I would be remiss to skip over mentioning coffee as it relates to Melbourne. This city is sophisticated and prides itself on being one of the best coffee cities in the world. We heard that baristas can make serious money - it's a profession, not an in-between job, thank you very much! Everywhere you turn there are tiny charming cafes, it's awesome. So how was the coffee? Well... I only drink decaf, so I couldn't try the top end of what was available. But what I did have was pretty darn good.  


On Friday, we packed up and headed to the airport to fly up to Sydney. I had been really looking forward to Sydney, as do many other people - it's a more popular tourist destination then Melbourne, but that wasn't always the case. Historically, Melbourne was the place to be, a thriving city with a global eye on it. Now apparently there's some friendly competition between the two cities, so much so that when it was time to decide where the capital of Australia should be, neither city would give up the fight, so the capital was put in a small city in between them called Canberra.

The beautiful Sydney Opera House.

The beautiful Sydney Opera House.

The sight-seeing in Sydney did not disappoint! The Opera House is beautiful (we saw La Boheme!), we climbed the Harbour Bridge and it was great, and there are plenty of beaches and neighborhoods to explore. Not to mention, the melt-your-heart animals at the Featherdale Wildlife Park. On our day-trip to the Blue Mountains we had rain, but it cleared up in the afternoon. In fact, Sydney has been the only city so far on our trip that I wish we'd had one or two extra days to visit. There were a number of other things I wanted to see, but we couldn't fit them in without going crazy.

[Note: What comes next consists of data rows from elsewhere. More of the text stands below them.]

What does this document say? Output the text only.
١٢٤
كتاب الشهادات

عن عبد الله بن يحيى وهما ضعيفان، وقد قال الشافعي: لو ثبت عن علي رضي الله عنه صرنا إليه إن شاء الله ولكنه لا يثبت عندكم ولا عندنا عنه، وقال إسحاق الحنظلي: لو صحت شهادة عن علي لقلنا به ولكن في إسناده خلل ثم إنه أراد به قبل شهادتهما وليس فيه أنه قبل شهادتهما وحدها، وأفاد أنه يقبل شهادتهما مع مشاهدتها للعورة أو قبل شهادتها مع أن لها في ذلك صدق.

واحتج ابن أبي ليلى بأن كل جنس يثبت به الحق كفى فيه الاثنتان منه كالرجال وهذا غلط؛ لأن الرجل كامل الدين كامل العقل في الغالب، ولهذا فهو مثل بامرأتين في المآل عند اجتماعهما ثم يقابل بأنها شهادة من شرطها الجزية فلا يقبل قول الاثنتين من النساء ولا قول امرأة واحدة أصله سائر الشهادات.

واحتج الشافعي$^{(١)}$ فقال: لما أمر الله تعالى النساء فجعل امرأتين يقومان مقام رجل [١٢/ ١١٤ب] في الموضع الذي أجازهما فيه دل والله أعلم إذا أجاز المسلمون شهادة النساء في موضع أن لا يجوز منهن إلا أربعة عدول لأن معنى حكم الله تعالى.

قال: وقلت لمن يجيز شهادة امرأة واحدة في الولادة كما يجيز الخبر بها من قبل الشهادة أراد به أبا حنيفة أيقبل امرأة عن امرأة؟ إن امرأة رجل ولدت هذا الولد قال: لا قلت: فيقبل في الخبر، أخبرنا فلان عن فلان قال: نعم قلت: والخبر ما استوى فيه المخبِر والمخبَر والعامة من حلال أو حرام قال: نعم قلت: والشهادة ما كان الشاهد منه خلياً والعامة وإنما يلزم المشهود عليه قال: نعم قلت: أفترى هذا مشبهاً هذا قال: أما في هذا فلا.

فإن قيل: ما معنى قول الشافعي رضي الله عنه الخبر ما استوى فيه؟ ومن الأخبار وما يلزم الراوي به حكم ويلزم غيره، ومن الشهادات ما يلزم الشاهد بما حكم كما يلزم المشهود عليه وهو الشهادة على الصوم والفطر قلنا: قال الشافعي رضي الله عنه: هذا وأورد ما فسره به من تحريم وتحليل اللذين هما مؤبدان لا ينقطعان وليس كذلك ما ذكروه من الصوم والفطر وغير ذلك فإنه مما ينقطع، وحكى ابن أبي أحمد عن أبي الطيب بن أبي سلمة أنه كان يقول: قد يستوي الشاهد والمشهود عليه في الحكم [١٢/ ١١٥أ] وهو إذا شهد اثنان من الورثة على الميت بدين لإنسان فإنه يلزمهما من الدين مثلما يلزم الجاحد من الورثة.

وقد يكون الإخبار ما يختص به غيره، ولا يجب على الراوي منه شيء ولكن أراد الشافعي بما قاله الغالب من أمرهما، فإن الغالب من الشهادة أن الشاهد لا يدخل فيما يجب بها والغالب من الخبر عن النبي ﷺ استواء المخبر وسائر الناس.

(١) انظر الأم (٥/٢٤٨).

My caveat with all this Sydney praise is that Sydney was actually a lot harder to navigate as a visitor than I thought it would be. It's a sprawly city, it's not particularly walkable, and the streets can be confusing. One morning, we planned to take the subway to our destination and when we arrived at the station, the whole train was closed for the day!! What the heck?

So, in summary, Sydney required some patience. And if I had to pick one of the two cities to live in, it would be Melbourne! 

And Now...

Now we're way up north in the tropics. Here in Port Douglas, it's so humid that nothing outside will dry and we immediately start sweating when we leave the air conditioning. My hair is going crazy!  

This resort area is the gateway to the Great Barrier Reef and the Daintree Rainforest, two awesome World Heritage sites. AND a place to relax by the pool and catch up on some reading. We've been going hard in two great cities, so now I'm glad to have a few quiet days.